Workplace conflict costs around $359 billion annually, and it can interrupt operations and lead to employee morale issues. Disputes can also affect an organization’s profitability.
Human resource management and business leadership are vital roles that help prevent workplace conflict from happening. These individuals oversee the implementation of policies and procedures designed to resolve disputes.
If you’re planning on becoming a leader in your company, you’ll most likely be responsible for preventing conflict. According to a study conducted by the AMA, 24% of managers spend a significant amount of time resolving disagreements. Here are some tips for dealing with conflict you encounter in the workplace.
Promote Open Communication
To prevent conflict from happening, establish an environment that’s conducive to open communication. One of the most effective ways to do this is by implementing a policy that encourages employees to approach management directly if they have concerns.

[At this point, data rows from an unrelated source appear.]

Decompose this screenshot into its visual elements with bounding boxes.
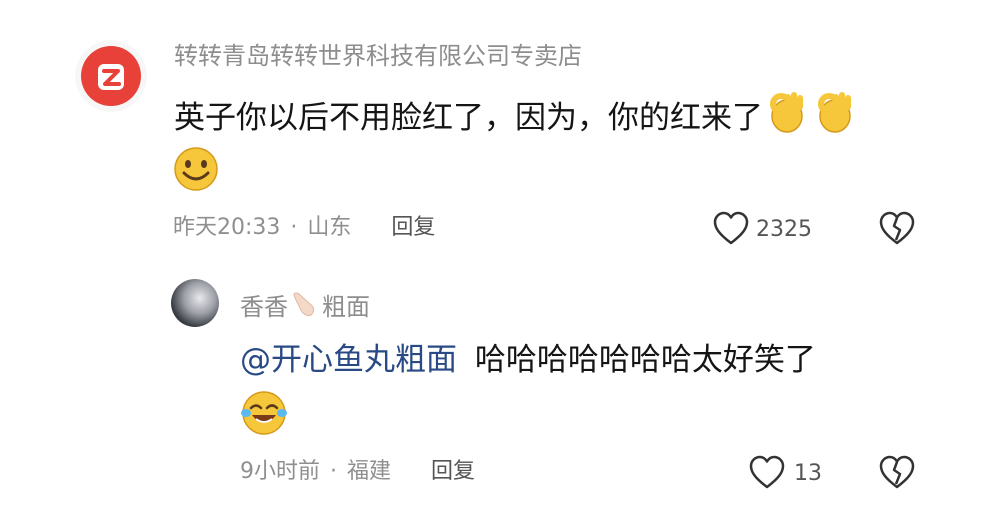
reply-username-text: 香香 [240,293,288,321]
reply-text: 哈哈哈哈哈哈哈太好笑了 [474,342,816,378]
reply-location: 福建 [347,459,392,484]
reply-button[interactable]: 回复 [431,457,475,487]
comment-location: 山东 [307,215,352,240]
heart-icon [712,210,750,250]
comment-username[interactable]: 转转青岛转转世界科技有限公司专卖店 [174,40,582,72]
dislike-button[interactable] [878,454,916,494]
comment-body: 英子你以后不用脸红了，因为，你的红来了 [174,90,857,146]
ok-hand-emoji [813,90,857,146]
reply-button[interactable]: 回复 [391,213,435,243]
broken-heart-icon [878,211,916,250]
meta-separator: · [290,215,298,240]
like-count: 2325 [756,217,812,242]
smile-emoji [172,145,220,197]
like-button[interactable]: 13 [748,454,822,494]
reply-time: 9小时前 [240,459,320,484]
reply-username-suffix: 粗面 [322,293,370,321]
comment-meta: 昨天20:33 · 山东 回复 [173,213,435,243]
ok-hand-emoji [765,90,809,146]
like-count: 13 [794,461,822,486]
broken-heart-icon [878,455,916,494]
avatar[interactable] [171,279,219,327]
reply-meta: 9小时前 · 福建 回复 [240,457,475,487]
like-button[interactable]: 2325 [712,210,812,250]
heart-icon [748,454,786,494]
reply-username[interactable]: 香香 粗面 [240,288,370,326]
mention-link[interactable]: @开心鱼丸粗面 [240,342,457,378]
reply-body: @开心鱼丸粗面 哈哈哈哈哈哈哈太好笑了 [240,338,816,382]
dislike-button[interactable] [878,210,916,250]
tears-of-joy-emoji [240,389,288,441]
comment-time: 昨天20:33 [173,215,281,240]
avatar[interactable] [75,40,147,112]
finger-emoji [290,288,320,326]
comment-text: 英子你以后不用脸红了，因为，你的红来了 [174,100,763,136]
meta-separator: · [330,459,337,484]
brand-logo-icon [81,46,141,106]
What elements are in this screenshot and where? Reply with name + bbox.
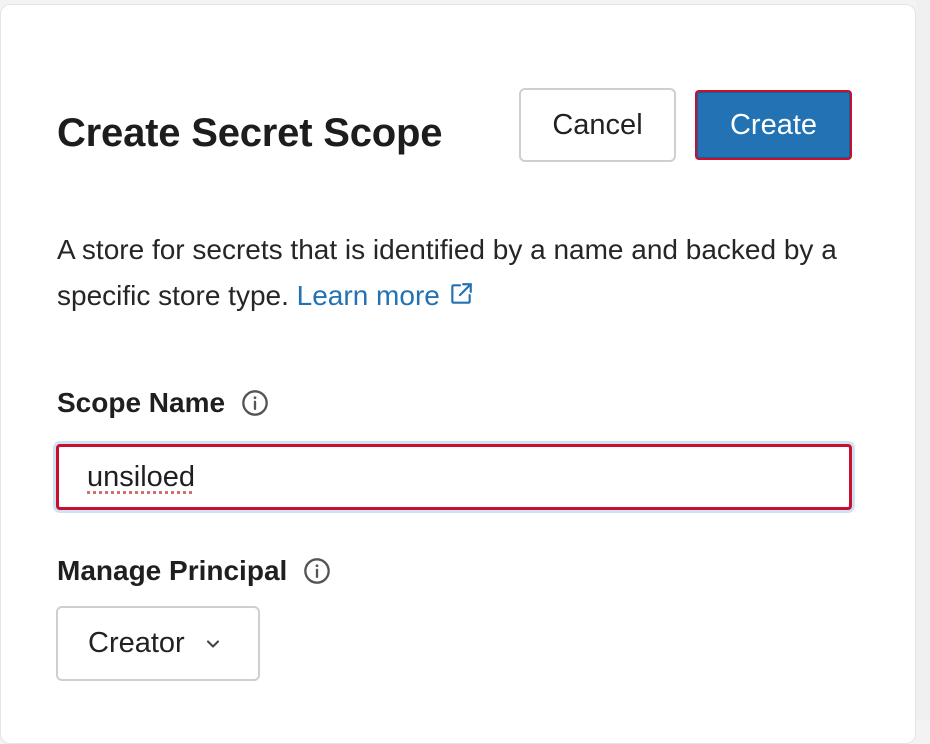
learn-more-label: Learn more: [296, 280, 440, 311]
cancel-button[interactable]: Cancel: [519, 88, 676, 162]
external-link-icon: [451, 283, 472, 304]
dialog-description: A store for secrets that is identified b…: [57, 227, 837, 319]
create-secret-scope-dialog: Create Secret Scope Cancel Create A stor…: [0, 4, 916, 744]
manage-principal-label: Manage Principal: [57, 555, 288, 586]
learn-more-link[interactable]: Learn more: [297, 280, 474, 311]
scope-name-label-row: Scope Name: [57, 387, 269, 419]
manage-principal-selected-value: Creator: [88, 627, 185, 659]
info-icon[interactable]: [303, 557, 331, 585]
manage-principal-select[interactable]: Creator: [56, 606, 260, 681]
scope-name-label: Scope Name: [57, 387, 226, 418]
manage-principal-label-row: Manage Principal: [57, 555, 331, 587]
info-icon[interactable]: [241, 389, 269, 417]
scope-name-field[interactable]: [56, 444, 852, 510]
dialog-title: Create Secret Scope: [57, 111, 443, 155]
create-button[interactable]: Create: [695, 90, 852, 160]
chevron-down-icon: [206, 639, 219, 648]
scrollbar-track[interactable]: [916, 0, 930, 720]
scope-name-input[interactable]: [59, 447, 849, 507]
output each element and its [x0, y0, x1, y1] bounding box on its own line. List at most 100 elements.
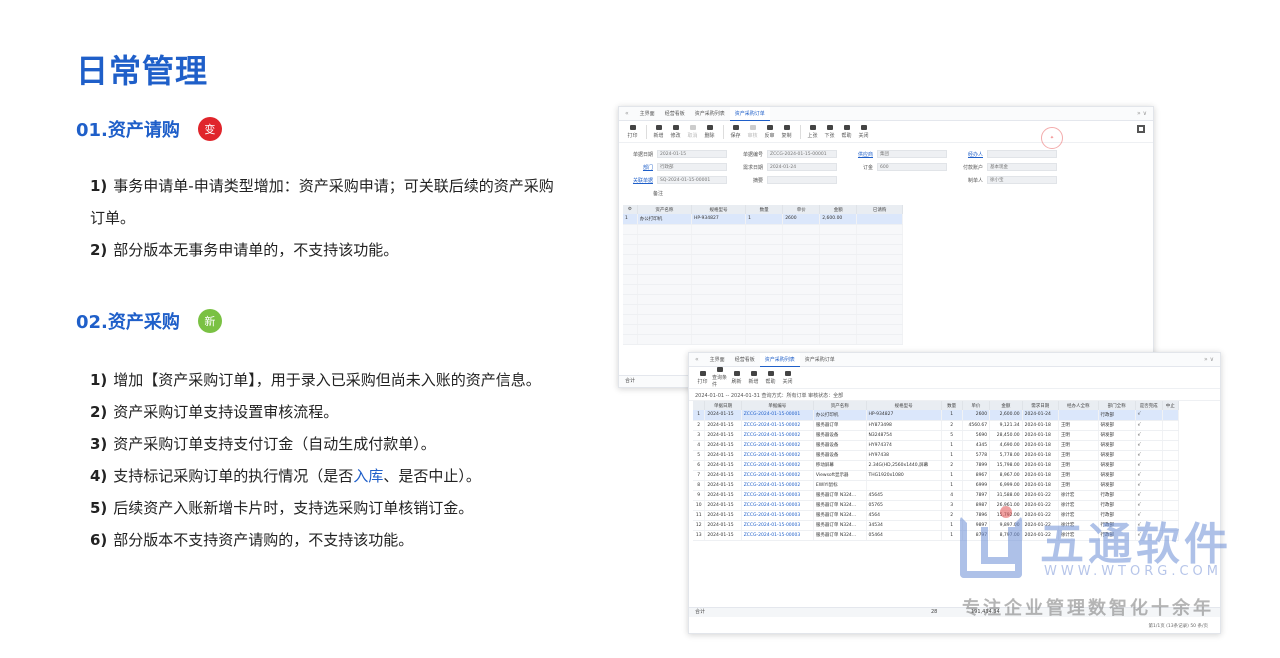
tab-home[interactable]: 主界面 [705, 353, 730, 367]
table-cell: √ [1135, 430, 1163, 441]
empty-cell [637, 254, 692, 265]
pagination[interactable]: 第1/1页 (13条记录) 50 条/页 [1148, 623, 1208, 629]
column-header[interactable]: 金额 [989, 401, 1023, 410]
chevron-right-icon[interactable]: » ∨ [1137, 110, 1147, 117]
table-cell: ZCCG-2024-01-15-00002 [741, 460, 814, 471]
remark-label: 备注 [652, 190, 663, 197]
chevron-left-icon[interactable]: « [625, 110, 629, 117]
tab-home[interactable]: 主界面 [635, 107, 660, 121]
column-header[interactable]: 部门全称 [1098, 401, 1136, 410]
column-header[interactable]: 单据编号 [741, 401, 814, 410]
tab-purchase-list[interactable]: 资产采购列表 [690, 107, 730, 121]
column-header[interactable]: 经办人全称 [1058, 401, 1099, 410]
toolbar-icon [672, 124, 679, 130]
table-row[interactable]: 2 2024-01-15 ZCCG-2024-01-15-00002 服务器订单 HY8… [693, 420, 1180, 431]
toolbar-button-1[interactable]: 新增 [651, 124, 666, 139]
toolbar-button-12[interactable]: 关闭 [856, 124, 871, 139]
toolbar-button-5[interactable]: 关闭 [780, 370, 795, 385]
table-cell: 1 [745, 214, 784, 225]
toolbar-button-8[interactable]: 复制 [779, 124, 794, 139]
field-label[interactable]: 部门 [627, 164, 653, 171]
form-row: 部门 行政部 需求日期 2024-01-24 订金 600 付款账户 基本现金 [627, 161, 1145, 173]
field-input[interactable]: 600 [877, 163, 947, 171]
table-row[interactable]: 5 2024-01-15 ZCCG-2024-01-15-00002 服务器设备 HY9… [693, 450, 1180, 461]
table-row[interactable]: 8 2024-01-15 ZCCG-2024-01-15-00002 EWIYI鼠标 1… [693, 480, 1180, 491]
table-cell: √ [1135, 470, 1163, 481]
table-row[interactable]: 3 2024-01-15 ZCCG-2024-01-15-00002 服务器设备 N32… [693, 430, 1180, 441]
tab-purchase-list[interactable]: 资产采购列表 [759, 353, 800, 367]
settings-icon[interactable]: ⚙ [623, 205, 638, 214]
table-row[interactable]: 6 2024-01-15 ZCCG-2024-01-15-00002 移动屏幕 2.34… [693, 460, 1180, 471]
toolbar-button-0[interactable]: 打印 [695, 370, 710, 385]
table-row[interactable]: 1 办公打印机 HP-934827 1 2600 2,600.00 [623, 214, 903, 225]
column-header[interactable]: 需求日期 [1022, 401, 1059, 410]
form-field: 需求日期 2024-01-24 [737, 163, 847, 171]
table-cell: 8987 [962, 500, 991, 511]
logo-mark-icon [960, 516, 1022, 578]
toolbar-button-2[interactable]: 刷新 [729, 370, 744, 385]
table-row[interactable]: 7 2024-01-15 ZCCG-2024-01-15-00002 Viewsoft… [693, 470, 1180, 481]
field-label[interactable]: 关联单据 [627, 177, 653, 184]
tab-purchase-order[interactable]: 资产采购订单 [800, 353, 840, 367]
field-input[interactable] [987, 150, 1057, 158]
column-header[interactable]: 已请购 [856, 205, 903, 214]
field-input[interactable]: 行政部 [657, 163, 727, 171]
field-label[interactable]: 供应商 [847, 151, 873, 158]
table-cell: N3248754 [866, 430, 942, 441]
table-cell: 4345 [962, 440, 991, 451]
field-input[interactable]: 2024-01-15 [657, 150, 727, 158]
field-input[interactable]: ZCCG-2024-01-15-00001 [767, 150, 837, 158]
column-header[interactable]: 是否完成 [1135, 401, 1163, 410]
toolbar-button-4[interactable]: 帮助 [763, 370, 778, 385]
section-title: 01.资产请购 [76, 120, 180, 141]
table-cell: HP-934827 [866, 410, 942, 421]
toolbar-button-1[interactable]: 查询条件 [712, 367, 727, 388]
column-header[interactable]: 资产名称 [637, 205, 692, 214]
column-header[interactable]: 单价 [962, 401, 991, 410]
table-row[interactable]: 1 2024-01-15 ZCCG-2024-01-15-00001 办公打印机 HP-… [693, 410, 1180, 421]
toolbar-button-9[interactable]: 上张 [805, 124, 820, 139]
toolbar-icon [699, 370, 706, 376]
tab-dashboard[interactable]: 经营看板 [730, 353, 760, 367]
empty-cell [637, 324, 692, 335]
field-input[interactable]: SQ-2024-01-15-00001 [657, 176, 727, 184]
field-label[interactable]: 经办人 [957, 151, 983, 158]
column-header[interactable]: 金额 [819, 205, 858, 214]
chevron-left-icon[interactable]: « [695, 356, 699, 363]
column-header[interactable]: 中止 [1162, 401, 1180, 410]
toolbar-button-11[interactable]: 帮助 [839, 124, 854, 139]
toolbar-button-3[interactable]: 取消 [685, 124, 700, 139]
tab-dashboard[interactable]: 经营看板 [660, 107, 690, 121]
column-header[interactable]: 规格型号 [866, 401, 942, 410]
field-input[interactable]: 集团 [877, 150, 947, 158]
table-row[interactable]: 4 2024-01-15 ZCCG-2024-01-15-00002 服务器设备 HY9… [693, 440, 1180, 451]
column-header[interactable]: 规格型号 [691, 205, 747, 214]
column-header[interactable]: 数量 [745, 205, 784, 214]
column-header[interactable]: 单价 [782, 205, 821, 214]
toolbar-button-5[interactable]: 保存 [728, 124, 743, 139]
toolbar-button-3[interactable]: 新增 [746, 370, 761, 385]
empty-cell [819, 264, 858, 275]
qr-code-icon[interactable] [1137, 125, 1145, 133]
toolbar-button-4[interactable]: 删除 [702, 124, 717, 139]
field-input[interactable]: 基本现金 [987, 163, 1057, 171]
column-header[interactable]: 单据日期 [704, 401, 742, 410]
tab-purchase-order[interactable]: 资产采购订单 [729, 107, 770, 121]
column-header[interactable]: 资产名称 [813, 401, 867, 410]
field-input[interactable]: 2024-01-24 [767, 163, 837, 171]
toolbar-button-6[interactable]: 审核 [745, 124, 760, 139]
table-cell: 服务器订单 N324... [813, 520, 867, 531]
table-row[interactable]: 9 2024-01-15 ZCCG-2024-01-15-00003 服务器订单 N3… [693, 490, 1180, 501]
column-header[interactable] [693, 401, 706, 410]
toolbar-button-10[interactable]: 下张 [822, 124, 837, 139]
toolbar-icon [689, 124, 696, 130]
chevron-right-icon[interactable]: » ∨ [1204, 356, 1214, 363]
table-cell: 2024-01-22 [1022, 490, 1059, 501]
toolbar-button-0[interactable]: 打印 [625, 124, 640, 139]
toolbar-button-7[interactable]: 反审 [762, 124, 777, 139]
table-cell: 1 [941, 480, 963, 491]
field-input[interactable] [767, 176, 837, 184]
field-input[interactable]: 徐小宝 [987, 176, 1057, 184]
column-header[interactable]: 数量 [941, 401, 963, 410]
toolbar-button-2[interactable]: 修改 [668, 124, 683, 139]
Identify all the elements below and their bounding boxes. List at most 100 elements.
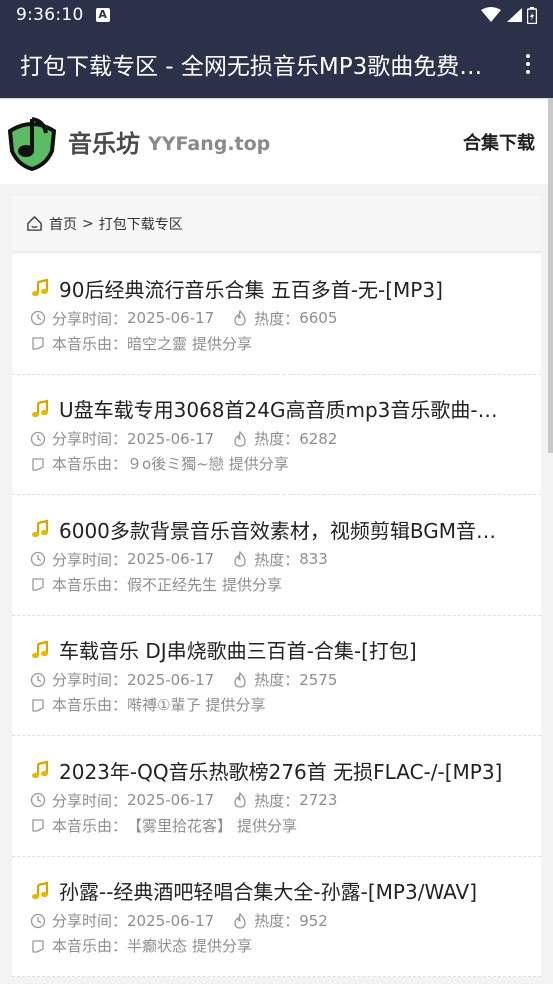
uploader-prefix: 本音乐由：: [52, 575, 128, 594]
clock-icon: [30, 310, 46, 326]
item-title[interactable]: 孙露--经典酒吧轻唱合集大全-孙露-[MP3/WAV]: [59, 876, 514, 905]
tag-icon: [30, 697, 46, 713]
heat-value: 2723: [299, 791, 338, 809]
breadcrumb: 首页 > 打包下载专区: [12, 196, 541, 252]
site-name[interactable]: 音乐坊: [68, 124, 140, 159]
breadcrumb-home[interactable]: 首页: [49, 214, 77, 234]
uploader-suffix: 提供分享: [192, 334, 253, 353]
uploader-name: 假不正经先生: [127, 575, 218, 594]
heat-value: 6282: [299, 429, 338, 448]
fire-icon: [232, 550, 248, 567]
music-note-icon: [30, 881, 50, 901]
tag-icon: [30, 456, 46, 472]
status-time: 9:36:10: [16, 5, 84, 25]
item-title[interactable]: 2023年-QQ音乐热歌榜276首 无损FLAC-/-[MP3]: [59, 756, 514, 785]
clock-icon: [30, 431, 46, 447]
music-note-icon: [30, 519, 50, 539]
heat-label: 热度：: [254, 791, 300, 810]
uploader-prefix: 本音乐由：: [52, 816, 128, 835]
heat-value: 833: [299, 550, 328, 568]
heat-label: 热度：: [254, 430, 300, 448]
wifi-icon: [481, 7, 501, 22]
uploader-suffix: 提供分享: [205, 696, 266, 714]
share-time-label: 分享时间：: [52, 430, 128, 448]
heat-label: 热度：: [254, 309, 300, 328]
share-date: 2025-06-17: [127, 670, 215, 689]
tag-icon: [30, 335, 46, 351]
collection-download-link[interactable]: 合集下载: [463, 129, 535, 155]
notification-a-icon: A: [95, 8, 110, 22]
clock-icon: [30, 792, 46, 808]
uploader-prefix: 本音乐由：: [52, 937, 128, 955]
uploader-prefix: 本音乐由：: [52, 334, 128, 353]
share-date: 2025-06-17: [127, 791, 215, 809]
heat-label: 热度：: [254, 550, 300, 569]
item-title[interactable]: 6000多款背景音乐音效素材，视频剪辑BGM音效合集: [59, 515, 514, 544]
heat-label: 热度：: [254, 912, 300, 930]
more-options-icon[interactable]: [523, 54, 533, 74]
uploader-name: 暗空之靈: [127, 334, 188, 353]
fire-icon: [232, 671, 248, 688]
heat-value: 952: [299, 911, 328, 930]
music-note-icon: [30, 640, 50, 660]
list-item[interactable]: 2023年-QQ音乐热歌榜276首 无损FLAC-/-[MP3] 分享时间： 202…: [12, 736, 541, 857]
uploader-suffix: 提供分享: [192, 937, 253, 955]
list-item[interactable]: 90后经典流行音乐合集 五百多首-无-[MP3] 分享时间： 2025-06-17 热…: [12, 254, 541, 375]
music-note-icon: [30, 278, 50, 298]
heat-value: 6605: [299, 309, 338, 327]
list-item[interactable]: 车载音乐 DJ串烧歌曲三百首-合集-[打包] 分享时间： 2025-06-17 热度：…: [12, 616, 541, 736]
list-item[interactable]: U盘车载专用3068首24G高音质mp3音乐歌曲-合集分享时间： 2025-06-…: [12, 375, 541, 495]
download-list: 90后经典流行音乐合集 五百多首-无-[MP3] 分享时间： 2025-06-17 热…: [12, 254, 541, 977]
clock-icon: [30, 551, 46, 567]
item-title[interactable]: 90后经典流行音乐合集 五百多首-无-[MP3]: [59, 274, 514, 303]
list-item[interactable]: 孙露--经典酒吧轻唱合集大全-孙露-[MP3/WAV] 分享时间： 2025-06-…: [12, 857, 541, 977]
fire-icon: [232, 791, 248, 808]
fire-icon: [232, 309, 248, 326]
site-header: 音乐坊 YYFang.top 合集下载: [0, 98, 553, 184]
clock-icon: [30, 913, 46, 929]
status-icons: [481, 6, 537, 24]
breadcrumb-current[interactable]: 打包下载专区: [99, 214, 183, 234]
uploader-prefix: 本音乐由：: [52, 696, 128, 714]
tag-icon: [30, 817, 46, 833]
tag-icon: [30, 938, 46, 954]
fire-icon: [232, 430, 248, 447]
share-time-label: 分享时间：: [52, 791, 128, 810]
status-bar: 9:36:10 A: [0, 0, 553, 30]
share-time-label: 分享时间：: [52, 912, 128, 930]
share-date: 2025-06-17: [127, 429, 215, 448]
list-item[interactable]: 6000多款背景音乐音效素材，视频剪辑BGM音效合集分享时间： 2025-06-1…: [12, 495, 541, 616]
uploader-suffix: 提供分享: [228, 455, 289, 473]
uploader-name: 半癫状态: [127, 937, 188, 955]
share-time-label: 分享时间：: [52, 550, 128, 569]
item-title[interactable]: 车载音乐 DJ串烧歌曲三百首-合集-[打包]: [59, 635, 514, 664]
scrollbar[interactable]: [548, 98, 553, 453]
home-icon: [27, 216, 42, 231]
uploader-name: 【雾里拾花客】: [127, 816, 233, 835]
uploader-suffix: 提供分享: [222, 575, 283, 594]
music-note-icon: [30, 760, 50, 780]
heat-label: 热度：: [254, 671, 300, 689]
fire-icon: [232, 912, 248, 929]
breadcrumb-separator: >: [82, 215, 94, 232]
music-logo-icon[interactable]: [6, 113, 58, 171]
app-bar: 打包下载专区 - 全网无损音乐MP3歌曲免费下载: [0, 30, 553, 98]
site-url: YYFang.top: [148, 132, 271, 155]
uploader-name: ９o後ミ獨~戀: [127, 455, 224, 473]
share-date: 2025-06-17: [127, 911, 215, 930]
uploader-suffix: 提供分享: [237, 816, 298, 835]
share-date: 2025-06-17: [127, 550, 215, 568]
app-bar-title: 打包下载专区 - 全网无损音乐MP3歌曲免费下载: [20, 54, 500, 80]
signal-icon: [507, 8, 522, 22]
uploader-name: 啭禣①輩孒: [127, 696, 201, 714]
tag-icon: [30, 576, 46, 592]
clock-icon: [30, 672, 46, 688]
music-note-icon: [30, 399, 50, 419]
share-time-label: 分享时间：: [52, 671, 128, 689]
share-time-label: 分享时间：: [52, 309, 128, 328]
item-title[interactable]: U盘车载专用3068首24G高音质mp3音乐歌曲-合集: [59, 394, 514, 423]
battery-icon: [527, 6, 537, 24]
share-date: 2025-06-17: [127, 309, 215, 327]
uploader-prefix: 本音乐由：: [52, 455, 128, 473]
heat-value: 2575: [299, 670, 338, 689]
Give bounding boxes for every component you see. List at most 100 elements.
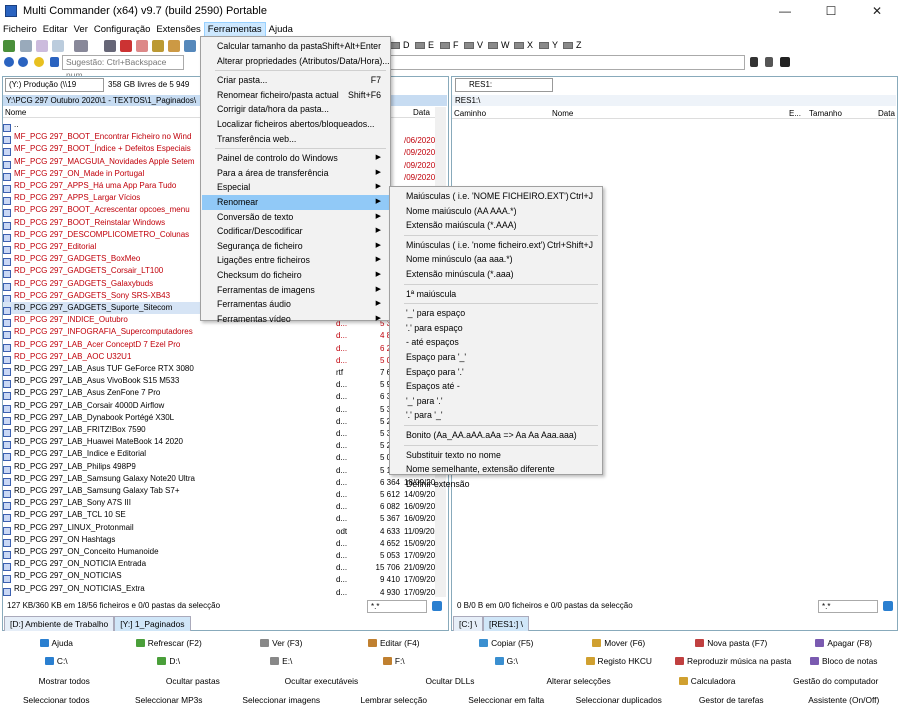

This can be done through active listening, team building, and asking questions. This environment will help employees reach out whenever they have concerns, which can help prevent disputes from escalating.
Assess the Situation’s Seriousness
Before you can start addressing the issue, you must understand the root cause of the problem. This can be caused by miscommunication, employee competition, or mismatched personalities. Your company should have procedures and policies if a severe case requires an EEOC investigation.
Regardless of the reason for the conflict, it’s crucial to identify the root cause of the issue and come up with a solution that will prevent it from happening in the future.
Encourage Employees to Find Solutions
Sometimes, letting employees resolve their disagreements independently is a good idea. This is because you don’t want to feel like you’re micromanaging everyone in the office.
However, if you notice that some of your employees are engaging in political banter or friendly disagreements, you must look at the situation. If the disputes don’t escalate, these situations can be great opportunities for the employees and you to find a solution. Unfortunately, sometimes, stepping in too early can lead to an escalation. If you believe the situation is worsening, it’s time to take action.
Intervene When Needed
Although disagreements can happen in the workplace, it’s your job to decide whether or not you should take action.
Here are some situations where taking action is necessary. These include: If the banter turns aggressive or explicit, escalating it to bullying, or if there are allegations of harassment or discrimination. If the exchange is threatening or insulting, it could affect team morale or disrupt the work environment.
You should also consider any complaints your staff members bring to your attention. Even if the situation is not severe, ensure everyone is heard.
Everyone involved should be allowed to present their issue without interruption. You must remain neutral and actively listen to everyone to help employees understand the other’s perspective.
Once they feel they are being heard and acknowledged, they’ll be more likely to find a peaceful solution. You can also keep the other employees informed about the situation as you work to resolve it.
When dealing with disagreements in the workplace, you should keep track of all disciplinary meetings, conversations, and other employee-related activities. This will allow you to monitor the behavior of the individuals and identify those who may be damaging your company’s reputation. You should also record incidents in case one of the employees tries to sue you.
Find an Acceptable Solutions
As a leader, you should help employees find a fair solution to their issues. When disagreements do occur, be sure to address the problems immediately. However, don’t rush to resolve them, as this can lead to a negative outcome.
Coordinate an open discussion between the involved parties to establish a clear understanding of the conflict.
After the employees have discussed their issues, they’ll likely realize they have the same goal. This will help you work toward a solution that’s both acceptable and feasible.
Gather several ideas for a solution to the problem, and discuss all possible options positively. Although you’ll likely have to discuss the pros and cons, it’s also essential to find win-win scenarios that both parties can agree on.
After you have identified the possible solutions, the employees should be allowed to devise a plan they can agree on. If they can’t find an acceptable solution, suggest another option.
After settling, it’s essential to follow up with the workers to ensure the issues are resolved. Doing so will allow you to implement the necessary changes.